“I’ve got one more silver dollar…” Allman Brothers, 1970
This is a tale of the rarest of all Morgan dollars, indeed, the rarest of all world silver crowns, and it begins back in 1961 when 11-year old yours truly bought a couple of random type coins on a school playground in Florida – swapped my lunch money in fact, all 35-cents – and was immediately propelled into the world of nerd-ism, though back then we were probably known as ‘square’ or just plain different. I had never before seen a large cent or a two-cent piece, the two coins I’d just purchased, and so I was hooked!
(Being a coin collector never kept me from having friends, mind you, nor did it turn me into a dreaded ‘bookworm’ type, a ‘bad’ label to have as a kid in the ‘50s and ‘60s, plus coin collecting never got me in trouble – I always managed to do that without the aid of numismatics.)

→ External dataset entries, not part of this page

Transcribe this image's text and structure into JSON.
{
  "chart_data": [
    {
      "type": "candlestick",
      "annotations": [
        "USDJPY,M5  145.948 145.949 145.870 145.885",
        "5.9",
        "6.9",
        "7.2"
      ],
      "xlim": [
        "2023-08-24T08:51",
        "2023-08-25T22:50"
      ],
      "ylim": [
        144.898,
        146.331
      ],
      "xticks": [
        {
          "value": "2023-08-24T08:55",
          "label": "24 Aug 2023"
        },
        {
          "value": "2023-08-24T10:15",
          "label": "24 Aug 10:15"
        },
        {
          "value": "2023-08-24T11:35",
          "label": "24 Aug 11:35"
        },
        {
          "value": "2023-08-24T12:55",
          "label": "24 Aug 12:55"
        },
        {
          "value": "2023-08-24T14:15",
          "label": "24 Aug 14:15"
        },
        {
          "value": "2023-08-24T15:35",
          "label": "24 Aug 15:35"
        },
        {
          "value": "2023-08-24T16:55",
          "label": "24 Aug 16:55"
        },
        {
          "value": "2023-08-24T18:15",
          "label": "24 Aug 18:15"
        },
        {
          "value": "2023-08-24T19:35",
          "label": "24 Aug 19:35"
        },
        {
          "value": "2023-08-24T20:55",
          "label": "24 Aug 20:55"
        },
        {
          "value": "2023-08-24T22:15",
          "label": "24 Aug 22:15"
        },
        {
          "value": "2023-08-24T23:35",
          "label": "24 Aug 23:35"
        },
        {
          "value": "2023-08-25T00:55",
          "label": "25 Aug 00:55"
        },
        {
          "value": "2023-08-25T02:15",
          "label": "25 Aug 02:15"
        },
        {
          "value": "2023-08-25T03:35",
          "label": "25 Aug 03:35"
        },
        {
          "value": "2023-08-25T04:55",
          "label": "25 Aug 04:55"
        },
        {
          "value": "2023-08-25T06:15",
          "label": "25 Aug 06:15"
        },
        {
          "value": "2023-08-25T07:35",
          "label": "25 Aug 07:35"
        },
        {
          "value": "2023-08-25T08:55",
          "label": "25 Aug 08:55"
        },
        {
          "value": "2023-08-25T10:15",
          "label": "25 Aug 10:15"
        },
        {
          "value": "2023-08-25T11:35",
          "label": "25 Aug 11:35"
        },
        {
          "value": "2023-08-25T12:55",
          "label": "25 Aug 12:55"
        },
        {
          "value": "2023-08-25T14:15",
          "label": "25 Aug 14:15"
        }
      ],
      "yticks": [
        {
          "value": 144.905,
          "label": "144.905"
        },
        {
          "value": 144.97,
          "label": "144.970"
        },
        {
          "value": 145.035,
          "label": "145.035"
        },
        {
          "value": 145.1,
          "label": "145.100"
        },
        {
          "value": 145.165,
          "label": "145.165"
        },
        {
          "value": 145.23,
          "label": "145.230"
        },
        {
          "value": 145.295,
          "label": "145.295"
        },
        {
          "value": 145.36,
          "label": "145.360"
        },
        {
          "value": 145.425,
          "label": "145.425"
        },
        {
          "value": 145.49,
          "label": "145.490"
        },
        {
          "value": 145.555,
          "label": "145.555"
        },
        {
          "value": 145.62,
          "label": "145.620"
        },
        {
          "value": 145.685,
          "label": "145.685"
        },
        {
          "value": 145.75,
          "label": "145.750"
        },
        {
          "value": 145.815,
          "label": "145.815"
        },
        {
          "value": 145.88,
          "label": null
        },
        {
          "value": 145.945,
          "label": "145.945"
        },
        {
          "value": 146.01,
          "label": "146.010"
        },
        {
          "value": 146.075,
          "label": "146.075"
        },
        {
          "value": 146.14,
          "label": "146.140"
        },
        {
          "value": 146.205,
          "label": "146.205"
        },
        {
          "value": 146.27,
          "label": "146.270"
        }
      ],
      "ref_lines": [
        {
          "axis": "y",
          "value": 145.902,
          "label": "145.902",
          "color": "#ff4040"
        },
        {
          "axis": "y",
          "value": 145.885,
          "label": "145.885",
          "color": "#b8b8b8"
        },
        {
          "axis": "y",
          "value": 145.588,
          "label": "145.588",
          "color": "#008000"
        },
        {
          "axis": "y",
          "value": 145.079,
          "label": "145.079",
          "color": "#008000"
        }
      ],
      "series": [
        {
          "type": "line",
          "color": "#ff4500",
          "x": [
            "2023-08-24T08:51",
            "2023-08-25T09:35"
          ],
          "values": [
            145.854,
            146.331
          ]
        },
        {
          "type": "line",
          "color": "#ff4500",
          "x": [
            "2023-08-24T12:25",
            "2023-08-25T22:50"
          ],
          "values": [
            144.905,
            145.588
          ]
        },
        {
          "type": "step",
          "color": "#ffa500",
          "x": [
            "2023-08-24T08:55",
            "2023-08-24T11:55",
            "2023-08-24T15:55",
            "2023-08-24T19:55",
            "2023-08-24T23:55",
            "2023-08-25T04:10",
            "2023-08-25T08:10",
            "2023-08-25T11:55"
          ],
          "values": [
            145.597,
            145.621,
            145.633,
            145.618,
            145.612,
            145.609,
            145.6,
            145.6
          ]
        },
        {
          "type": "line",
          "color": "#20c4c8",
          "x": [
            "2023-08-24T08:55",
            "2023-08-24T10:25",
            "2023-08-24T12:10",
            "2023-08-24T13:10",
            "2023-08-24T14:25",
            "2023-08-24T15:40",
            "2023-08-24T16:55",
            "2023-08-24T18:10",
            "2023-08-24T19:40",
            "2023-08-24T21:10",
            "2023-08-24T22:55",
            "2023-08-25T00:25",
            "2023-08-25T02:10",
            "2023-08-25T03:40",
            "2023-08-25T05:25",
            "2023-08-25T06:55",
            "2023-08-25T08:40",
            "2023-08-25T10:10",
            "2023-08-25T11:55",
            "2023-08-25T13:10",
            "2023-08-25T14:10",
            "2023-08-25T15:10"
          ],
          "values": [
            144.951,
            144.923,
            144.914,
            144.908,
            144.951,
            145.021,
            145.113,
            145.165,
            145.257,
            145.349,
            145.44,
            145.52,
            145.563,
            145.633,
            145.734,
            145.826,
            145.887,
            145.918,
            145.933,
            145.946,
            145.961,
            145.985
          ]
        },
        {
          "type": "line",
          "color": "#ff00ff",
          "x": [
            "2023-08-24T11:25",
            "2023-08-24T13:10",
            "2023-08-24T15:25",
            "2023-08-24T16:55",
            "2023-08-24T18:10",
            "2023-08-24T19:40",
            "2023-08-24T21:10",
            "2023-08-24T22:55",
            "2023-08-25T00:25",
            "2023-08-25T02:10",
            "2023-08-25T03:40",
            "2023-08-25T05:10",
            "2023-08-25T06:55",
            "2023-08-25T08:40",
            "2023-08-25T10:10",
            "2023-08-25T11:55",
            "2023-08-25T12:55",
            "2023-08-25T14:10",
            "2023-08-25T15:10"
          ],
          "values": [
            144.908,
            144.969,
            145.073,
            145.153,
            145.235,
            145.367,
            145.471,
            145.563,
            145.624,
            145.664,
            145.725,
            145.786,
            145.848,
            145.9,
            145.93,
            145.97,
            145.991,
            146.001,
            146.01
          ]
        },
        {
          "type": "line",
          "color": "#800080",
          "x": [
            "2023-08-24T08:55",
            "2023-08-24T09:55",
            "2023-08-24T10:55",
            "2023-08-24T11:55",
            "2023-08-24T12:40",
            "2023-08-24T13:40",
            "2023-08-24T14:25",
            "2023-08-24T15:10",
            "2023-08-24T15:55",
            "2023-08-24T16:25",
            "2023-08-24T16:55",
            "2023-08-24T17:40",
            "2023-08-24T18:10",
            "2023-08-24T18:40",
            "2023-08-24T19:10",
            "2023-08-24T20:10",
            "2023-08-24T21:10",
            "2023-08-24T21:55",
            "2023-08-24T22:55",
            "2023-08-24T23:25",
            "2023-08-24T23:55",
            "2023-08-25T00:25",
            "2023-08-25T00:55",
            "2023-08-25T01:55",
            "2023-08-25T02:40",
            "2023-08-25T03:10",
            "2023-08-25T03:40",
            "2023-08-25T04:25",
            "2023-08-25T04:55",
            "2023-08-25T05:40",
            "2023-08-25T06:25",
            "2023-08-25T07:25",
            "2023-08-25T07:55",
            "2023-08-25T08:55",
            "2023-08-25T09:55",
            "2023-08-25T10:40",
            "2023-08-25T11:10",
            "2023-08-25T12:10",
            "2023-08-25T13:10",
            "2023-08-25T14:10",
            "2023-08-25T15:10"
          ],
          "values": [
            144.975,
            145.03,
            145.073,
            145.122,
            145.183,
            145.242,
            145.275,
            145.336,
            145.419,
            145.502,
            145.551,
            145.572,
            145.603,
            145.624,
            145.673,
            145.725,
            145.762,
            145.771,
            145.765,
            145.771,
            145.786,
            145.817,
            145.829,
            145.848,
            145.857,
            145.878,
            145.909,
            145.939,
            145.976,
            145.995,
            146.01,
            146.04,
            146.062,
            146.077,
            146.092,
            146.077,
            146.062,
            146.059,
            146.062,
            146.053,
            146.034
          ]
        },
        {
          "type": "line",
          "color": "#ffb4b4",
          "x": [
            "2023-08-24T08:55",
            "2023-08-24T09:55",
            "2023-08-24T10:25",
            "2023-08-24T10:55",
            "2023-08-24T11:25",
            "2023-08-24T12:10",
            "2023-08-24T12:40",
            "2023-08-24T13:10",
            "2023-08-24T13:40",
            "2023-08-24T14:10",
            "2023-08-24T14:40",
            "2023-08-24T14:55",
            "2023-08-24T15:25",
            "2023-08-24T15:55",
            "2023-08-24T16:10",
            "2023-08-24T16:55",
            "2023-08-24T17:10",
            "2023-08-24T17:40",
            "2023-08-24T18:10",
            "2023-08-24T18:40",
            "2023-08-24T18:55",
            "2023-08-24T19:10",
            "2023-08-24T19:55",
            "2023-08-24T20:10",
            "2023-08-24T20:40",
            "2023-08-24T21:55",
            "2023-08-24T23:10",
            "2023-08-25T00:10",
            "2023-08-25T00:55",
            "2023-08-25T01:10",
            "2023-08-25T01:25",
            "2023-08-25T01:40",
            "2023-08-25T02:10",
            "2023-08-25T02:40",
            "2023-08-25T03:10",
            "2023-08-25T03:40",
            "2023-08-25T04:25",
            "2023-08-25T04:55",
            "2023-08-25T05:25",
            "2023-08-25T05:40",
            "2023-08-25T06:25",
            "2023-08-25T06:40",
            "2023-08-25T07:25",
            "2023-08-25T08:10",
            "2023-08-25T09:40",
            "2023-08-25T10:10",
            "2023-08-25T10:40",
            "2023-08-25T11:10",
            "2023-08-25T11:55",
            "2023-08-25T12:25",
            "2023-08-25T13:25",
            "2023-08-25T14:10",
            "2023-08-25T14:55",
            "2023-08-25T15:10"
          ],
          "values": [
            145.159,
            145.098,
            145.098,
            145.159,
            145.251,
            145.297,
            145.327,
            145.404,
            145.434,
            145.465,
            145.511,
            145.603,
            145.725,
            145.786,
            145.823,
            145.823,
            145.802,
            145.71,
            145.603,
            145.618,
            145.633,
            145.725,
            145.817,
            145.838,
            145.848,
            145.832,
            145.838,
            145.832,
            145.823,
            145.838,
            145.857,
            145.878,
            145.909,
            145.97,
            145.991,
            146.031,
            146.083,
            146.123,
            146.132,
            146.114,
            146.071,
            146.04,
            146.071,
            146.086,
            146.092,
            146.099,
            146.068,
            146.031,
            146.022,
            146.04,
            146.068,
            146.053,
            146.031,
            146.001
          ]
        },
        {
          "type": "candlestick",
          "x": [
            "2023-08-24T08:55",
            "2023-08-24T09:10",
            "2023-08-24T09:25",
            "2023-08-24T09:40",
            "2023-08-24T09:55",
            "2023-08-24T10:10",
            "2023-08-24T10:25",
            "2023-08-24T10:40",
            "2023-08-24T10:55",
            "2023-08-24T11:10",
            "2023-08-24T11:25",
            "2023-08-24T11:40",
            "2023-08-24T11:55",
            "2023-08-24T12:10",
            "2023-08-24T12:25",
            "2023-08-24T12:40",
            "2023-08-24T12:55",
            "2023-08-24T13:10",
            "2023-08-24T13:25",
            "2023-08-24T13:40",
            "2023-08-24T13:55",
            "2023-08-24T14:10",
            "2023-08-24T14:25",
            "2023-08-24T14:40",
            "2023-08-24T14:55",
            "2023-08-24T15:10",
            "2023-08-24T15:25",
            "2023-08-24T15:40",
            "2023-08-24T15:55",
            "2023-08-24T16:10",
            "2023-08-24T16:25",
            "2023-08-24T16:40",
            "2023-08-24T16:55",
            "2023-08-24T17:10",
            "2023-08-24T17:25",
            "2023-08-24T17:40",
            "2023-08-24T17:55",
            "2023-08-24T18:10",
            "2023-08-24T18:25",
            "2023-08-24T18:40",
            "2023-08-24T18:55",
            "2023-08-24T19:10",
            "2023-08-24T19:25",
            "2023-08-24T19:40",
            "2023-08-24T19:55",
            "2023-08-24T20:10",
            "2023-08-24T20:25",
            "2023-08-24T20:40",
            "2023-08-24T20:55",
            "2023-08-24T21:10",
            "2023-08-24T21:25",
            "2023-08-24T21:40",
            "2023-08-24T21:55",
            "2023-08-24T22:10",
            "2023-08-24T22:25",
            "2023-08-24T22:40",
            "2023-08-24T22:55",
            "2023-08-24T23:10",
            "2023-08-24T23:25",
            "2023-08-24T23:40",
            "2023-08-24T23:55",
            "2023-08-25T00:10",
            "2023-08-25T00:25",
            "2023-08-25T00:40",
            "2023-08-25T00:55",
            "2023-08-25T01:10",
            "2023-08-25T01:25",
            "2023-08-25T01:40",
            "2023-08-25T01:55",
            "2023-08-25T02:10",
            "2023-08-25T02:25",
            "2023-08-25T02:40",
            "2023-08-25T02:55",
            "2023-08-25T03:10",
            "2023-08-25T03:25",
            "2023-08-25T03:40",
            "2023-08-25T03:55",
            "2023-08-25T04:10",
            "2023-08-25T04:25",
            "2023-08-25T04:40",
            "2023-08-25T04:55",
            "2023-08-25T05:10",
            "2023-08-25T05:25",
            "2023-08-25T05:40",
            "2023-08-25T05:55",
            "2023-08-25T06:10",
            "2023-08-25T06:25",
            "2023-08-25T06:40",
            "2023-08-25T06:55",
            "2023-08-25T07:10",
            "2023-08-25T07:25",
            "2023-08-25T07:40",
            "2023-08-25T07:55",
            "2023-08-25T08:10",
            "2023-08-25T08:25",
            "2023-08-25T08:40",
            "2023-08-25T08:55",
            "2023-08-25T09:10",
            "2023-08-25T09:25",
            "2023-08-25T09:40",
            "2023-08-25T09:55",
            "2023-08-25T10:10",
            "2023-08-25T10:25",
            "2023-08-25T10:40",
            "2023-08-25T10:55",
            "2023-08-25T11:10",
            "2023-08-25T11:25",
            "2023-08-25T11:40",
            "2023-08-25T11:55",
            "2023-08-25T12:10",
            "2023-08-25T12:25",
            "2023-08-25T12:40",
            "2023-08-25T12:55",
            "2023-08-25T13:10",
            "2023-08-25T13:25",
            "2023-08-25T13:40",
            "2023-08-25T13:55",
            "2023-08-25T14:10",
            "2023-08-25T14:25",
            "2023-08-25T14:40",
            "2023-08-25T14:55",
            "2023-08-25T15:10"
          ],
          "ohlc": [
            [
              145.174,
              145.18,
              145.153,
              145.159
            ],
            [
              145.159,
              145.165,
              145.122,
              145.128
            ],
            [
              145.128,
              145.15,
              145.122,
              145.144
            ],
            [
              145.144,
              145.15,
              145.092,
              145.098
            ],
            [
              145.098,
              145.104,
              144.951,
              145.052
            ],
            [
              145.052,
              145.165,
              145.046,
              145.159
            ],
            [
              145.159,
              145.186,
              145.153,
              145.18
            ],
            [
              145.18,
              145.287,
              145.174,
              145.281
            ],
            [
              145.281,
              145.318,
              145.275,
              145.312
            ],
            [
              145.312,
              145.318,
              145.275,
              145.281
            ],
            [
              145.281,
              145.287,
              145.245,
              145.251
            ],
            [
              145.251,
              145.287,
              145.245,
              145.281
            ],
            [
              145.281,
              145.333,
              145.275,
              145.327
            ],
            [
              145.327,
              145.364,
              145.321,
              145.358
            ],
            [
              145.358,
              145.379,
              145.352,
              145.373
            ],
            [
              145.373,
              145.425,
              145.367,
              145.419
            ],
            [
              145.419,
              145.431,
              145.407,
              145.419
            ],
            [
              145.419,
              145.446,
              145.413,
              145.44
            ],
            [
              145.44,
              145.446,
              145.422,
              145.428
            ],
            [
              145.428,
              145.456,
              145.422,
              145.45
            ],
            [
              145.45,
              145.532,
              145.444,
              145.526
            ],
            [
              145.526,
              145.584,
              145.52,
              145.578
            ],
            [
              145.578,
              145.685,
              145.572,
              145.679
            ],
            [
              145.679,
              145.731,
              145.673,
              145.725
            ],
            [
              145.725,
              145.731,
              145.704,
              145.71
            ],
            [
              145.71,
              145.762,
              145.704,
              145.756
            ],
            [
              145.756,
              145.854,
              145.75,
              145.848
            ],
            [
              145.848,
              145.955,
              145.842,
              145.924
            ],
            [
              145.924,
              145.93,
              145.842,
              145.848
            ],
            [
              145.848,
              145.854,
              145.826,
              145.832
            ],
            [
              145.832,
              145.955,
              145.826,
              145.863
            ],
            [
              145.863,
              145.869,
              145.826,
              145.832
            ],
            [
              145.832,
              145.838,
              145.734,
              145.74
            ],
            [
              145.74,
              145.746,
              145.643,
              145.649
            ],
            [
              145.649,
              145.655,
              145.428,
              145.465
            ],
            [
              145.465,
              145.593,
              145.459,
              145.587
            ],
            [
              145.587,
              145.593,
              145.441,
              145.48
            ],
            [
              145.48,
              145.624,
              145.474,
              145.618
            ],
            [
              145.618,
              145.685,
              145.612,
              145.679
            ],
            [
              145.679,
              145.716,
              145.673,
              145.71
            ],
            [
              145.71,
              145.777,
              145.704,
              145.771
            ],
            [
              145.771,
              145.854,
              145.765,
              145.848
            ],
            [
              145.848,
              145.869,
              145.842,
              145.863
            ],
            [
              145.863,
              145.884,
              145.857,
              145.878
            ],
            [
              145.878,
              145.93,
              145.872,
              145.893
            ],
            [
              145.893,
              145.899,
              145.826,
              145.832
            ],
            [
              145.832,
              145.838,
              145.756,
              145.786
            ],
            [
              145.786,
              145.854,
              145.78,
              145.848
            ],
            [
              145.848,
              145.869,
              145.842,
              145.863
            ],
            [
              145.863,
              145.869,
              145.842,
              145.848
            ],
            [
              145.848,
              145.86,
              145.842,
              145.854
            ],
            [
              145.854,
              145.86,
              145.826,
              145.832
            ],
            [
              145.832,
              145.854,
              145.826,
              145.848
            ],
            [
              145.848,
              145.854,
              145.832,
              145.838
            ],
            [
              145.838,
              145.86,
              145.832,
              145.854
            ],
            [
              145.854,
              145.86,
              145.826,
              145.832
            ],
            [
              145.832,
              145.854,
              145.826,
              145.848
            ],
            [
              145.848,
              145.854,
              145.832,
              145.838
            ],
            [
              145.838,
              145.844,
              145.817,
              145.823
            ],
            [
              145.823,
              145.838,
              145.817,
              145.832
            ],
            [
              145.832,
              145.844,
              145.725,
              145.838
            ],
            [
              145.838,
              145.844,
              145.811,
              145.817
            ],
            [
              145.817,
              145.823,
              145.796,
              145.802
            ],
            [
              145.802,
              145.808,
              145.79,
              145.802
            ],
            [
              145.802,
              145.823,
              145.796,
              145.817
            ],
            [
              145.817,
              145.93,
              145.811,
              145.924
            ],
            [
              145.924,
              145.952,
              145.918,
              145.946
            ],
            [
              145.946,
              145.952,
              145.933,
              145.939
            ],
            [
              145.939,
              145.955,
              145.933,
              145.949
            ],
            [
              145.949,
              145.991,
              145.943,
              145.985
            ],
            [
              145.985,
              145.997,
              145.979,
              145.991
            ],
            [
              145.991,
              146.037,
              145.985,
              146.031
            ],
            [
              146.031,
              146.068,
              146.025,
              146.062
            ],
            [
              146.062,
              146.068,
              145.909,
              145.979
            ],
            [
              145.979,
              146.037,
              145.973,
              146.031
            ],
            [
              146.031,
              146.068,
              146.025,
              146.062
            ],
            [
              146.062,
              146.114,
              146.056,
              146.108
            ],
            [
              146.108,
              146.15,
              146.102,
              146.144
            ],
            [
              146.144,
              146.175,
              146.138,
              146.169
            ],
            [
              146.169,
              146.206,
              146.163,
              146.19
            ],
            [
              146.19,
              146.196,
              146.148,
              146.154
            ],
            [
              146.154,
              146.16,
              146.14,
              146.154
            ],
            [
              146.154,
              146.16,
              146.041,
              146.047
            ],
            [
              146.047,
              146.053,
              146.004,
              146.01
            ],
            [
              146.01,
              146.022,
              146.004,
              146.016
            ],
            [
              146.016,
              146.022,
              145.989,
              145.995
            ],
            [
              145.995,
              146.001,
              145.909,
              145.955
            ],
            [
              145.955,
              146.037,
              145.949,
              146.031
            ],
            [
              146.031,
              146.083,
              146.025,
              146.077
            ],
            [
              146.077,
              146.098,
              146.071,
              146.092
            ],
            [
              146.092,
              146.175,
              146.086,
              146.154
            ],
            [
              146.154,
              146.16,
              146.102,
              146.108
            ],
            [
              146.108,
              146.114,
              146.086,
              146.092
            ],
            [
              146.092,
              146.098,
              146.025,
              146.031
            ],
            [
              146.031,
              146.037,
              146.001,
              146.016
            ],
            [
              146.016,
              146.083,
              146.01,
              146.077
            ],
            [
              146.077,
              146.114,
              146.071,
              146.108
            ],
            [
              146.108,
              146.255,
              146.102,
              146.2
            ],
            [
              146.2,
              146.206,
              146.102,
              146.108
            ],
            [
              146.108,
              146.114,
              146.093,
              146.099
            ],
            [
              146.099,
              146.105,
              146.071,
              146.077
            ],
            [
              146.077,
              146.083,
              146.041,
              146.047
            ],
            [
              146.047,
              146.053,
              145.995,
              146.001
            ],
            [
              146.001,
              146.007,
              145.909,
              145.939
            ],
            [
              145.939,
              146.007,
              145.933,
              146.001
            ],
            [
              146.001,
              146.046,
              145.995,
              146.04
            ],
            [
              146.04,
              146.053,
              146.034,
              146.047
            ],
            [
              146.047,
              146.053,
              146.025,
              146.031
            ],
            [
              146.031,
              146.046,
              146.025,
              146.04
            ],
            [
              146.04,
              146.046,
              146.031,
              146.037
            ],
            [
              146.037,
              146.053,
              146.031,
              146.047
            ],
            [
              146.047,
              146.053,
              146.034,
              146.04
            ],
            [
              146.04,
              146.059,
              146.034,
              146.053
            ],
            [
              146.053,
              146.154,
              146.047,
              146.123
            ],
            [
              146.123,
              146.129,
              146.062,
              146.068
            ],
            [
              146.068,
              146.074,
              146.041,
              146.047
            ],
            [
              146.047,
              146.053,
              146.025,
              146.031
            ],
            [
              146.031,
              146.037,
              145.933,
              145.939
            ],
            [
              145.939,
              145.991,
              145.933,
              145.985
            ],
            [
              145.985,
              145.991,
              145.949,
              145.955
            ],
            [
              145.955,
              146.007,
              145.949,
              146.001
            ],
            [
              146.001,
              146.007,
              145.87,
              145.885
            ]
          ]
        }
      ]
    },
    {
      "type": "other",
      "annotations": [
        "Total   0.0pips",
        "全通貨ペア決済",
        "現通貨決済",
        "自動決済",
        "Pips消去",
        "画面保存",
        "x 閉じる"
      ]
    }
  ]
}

My father was a great fan of coin collecting and aided and abetted my hobby desires whenever he could. Mom, on the other hand, would never fail to make remarks like “you paid a dollar for a dime?” all the while shaking her head in disbelief.

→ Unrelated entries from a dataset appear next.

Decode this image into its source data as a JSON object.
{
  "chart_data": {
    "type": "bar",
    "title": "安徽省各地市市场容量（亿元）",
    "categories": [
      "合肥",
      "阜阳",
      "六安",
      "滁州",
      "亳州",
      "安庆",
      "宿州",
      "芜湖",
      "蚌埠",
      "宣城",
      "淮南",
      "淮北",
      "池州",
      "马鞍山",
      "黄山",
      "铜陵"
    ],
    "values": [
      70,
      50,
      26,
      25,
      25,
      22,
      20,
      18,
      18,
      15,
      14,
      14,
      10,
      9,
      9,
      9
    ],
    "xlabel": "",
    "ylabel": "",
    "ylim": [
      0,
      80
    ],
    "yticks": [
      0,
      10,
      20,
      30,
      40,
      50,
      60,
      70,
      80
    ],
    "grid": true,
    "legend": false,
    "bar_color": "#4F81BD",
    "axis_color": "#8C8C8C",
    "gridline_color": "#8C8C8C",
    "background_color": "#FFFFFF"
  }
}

From 1961 until 1981 or so, my dad never missed an opportunity to attend a coin show with me. One of our favorites was a show that was held regularly downstairs at the Paramus Mall in Paramus, New Jersey. For years we dutifully attended and went about our business. Dad liked to roam the floor by himself, purchasing a large cent here for $5, a Seated dime there for $8, and so on; he looked in every case carefully, and now in retrospect I remember some wistful looks along the way.

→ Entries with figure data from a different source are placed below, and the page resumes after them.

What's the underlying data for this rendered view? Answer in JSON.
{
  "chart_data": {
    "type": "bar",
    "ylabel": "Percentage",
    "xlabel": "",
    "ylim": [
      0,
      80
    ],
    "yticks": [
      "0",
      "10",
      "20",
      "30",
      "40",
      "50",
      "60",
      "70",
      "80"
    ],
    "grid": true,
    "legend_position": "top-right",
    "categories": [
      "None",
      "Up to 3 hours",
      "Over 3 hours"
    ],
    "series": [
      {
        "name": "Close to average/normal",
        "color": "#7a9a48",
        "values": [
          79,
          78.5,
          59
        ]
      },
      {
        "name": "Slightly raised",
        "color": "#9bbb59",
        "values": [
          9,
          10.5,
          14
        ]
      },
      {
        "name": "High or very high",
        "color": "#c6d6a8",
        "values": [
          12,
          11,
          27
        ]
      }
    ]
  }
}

After each show we’d go home and compare notes – everything dad bought eventually ended up with me, so it was always fun to see what he had been up to on the bourse floor. He liked worn large cents in the $5-$10 range, and he loved Seated material too, for some reason; I guess he thought they were affordable and old at the same time.
The last time I ever attended a coin show with my dad was in the early ‘80s. Mom and Dad were up from Fort Myers, Florida to visit us in New York state, and dad jumped at the chance to get out and about. We did our usual routine, with dad off to find his treasures of the day while I snooped around and bought a treasure or two of my own. After the show we stopped at a diner – no Van Valen alive can resist a genuine real-life diner – and talked about our purchases. While noshing, dad told me he was very disappointed. I asked him why and he replied along these lines: “I’ve spent my whole life looking for a silver dollar from the year I was born and I’ve yet to see one.” It took me a second to realize why he attended all those coin shows with me, but then I had to tell him: “Dad, I wish you’d told me this 20 years ago -- they didn’t make silver dollars in 1912!”